William Cameron, an infectious disease expert, opined that despite stringent quality control mechanisms, less than 5 percent of viral infections are recognized.  

In light of such alarming uncertainty, is it unreasonable to maintain a precautionary policy of caution so as not to expose blood recipients to such uncharted risks?

Even the Canadian courts, which have championed the civil liberties of the homosexual community with endowments such as the right to marry, have re-emphasized the absolute need for a ban on blood donations from MSM.

Because the risk of transmitting an infection through sexual activity is dependent on the specific type of sexual contact, the prevalence of the illness in the specific pool of partners, and the promiscuity of the respective pool, the FDA’s ban on MSM blood donors is fair, non-discriminatory and wholly warranted.

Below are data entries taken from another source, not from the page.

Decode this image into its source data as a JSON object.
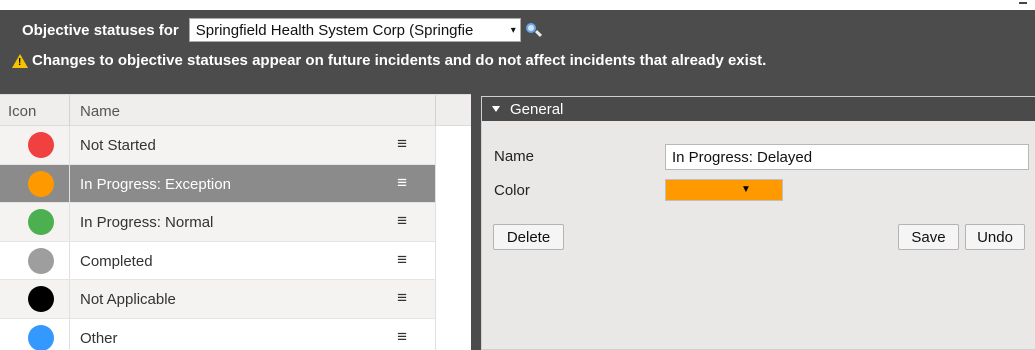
{
  "header": {
    "label": "Objective statuses for",
    "org_select": {
      "value": "Springfield Health System Corp (Springfie",
      "arrow": "▾"
    },
    "warning": "Changes to objective statuses appear on future incidents and do not affect incidents that already exist."
  },
  "grid": {
    "columns": [
      "Icon",
      "Name"
    ],
    "rows": [
      {
        "label": "Not Started",
        "color": "#f04040"
      },
      {
        "label": "In Progress: Exception",
        "color": "#ff9900",
        "selected": true
      },
      {
        "label": "In Progress: Normal",
        "color": "#4caf50"
      },
      {
        "label": "Completed",
        "color": "#9e9e9e"
      },
      {
        "label": "Not Applicable",
        "color": "#000000"
      },
      {
        "label": "Other",
        "color": "#3399ff"
      }
    ],
    "row_menu_icon": "≡"
  },
  "detail": {
    "section_title": "General",
    "name_label": "Name",
    "name_value": "In Progress: Delayed",
    "color_label": "Color",
    "color_value": "#ff9900",
    "buttons": {
      "delete": "Delete",
      "save": "Save",
      "undo": "Undo"
    }
  }
}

We indict our government as being carelessly irresponsible for not providing a sufficiently protective apparatus to safeguard our economy, while we simultaneously criticize them for being too prudent and restrictive when it comes to protecting the integrity of something as delicate as our nation’s blood supply.

I am proud at least one government agency has taken such painstaking precautionary measures. The only party who should be ashamed is the UF LGBT Concerns Committee for deliberately misrepresenting an important and necessary protection for the sake of propagandizing its own special interest and political agenda.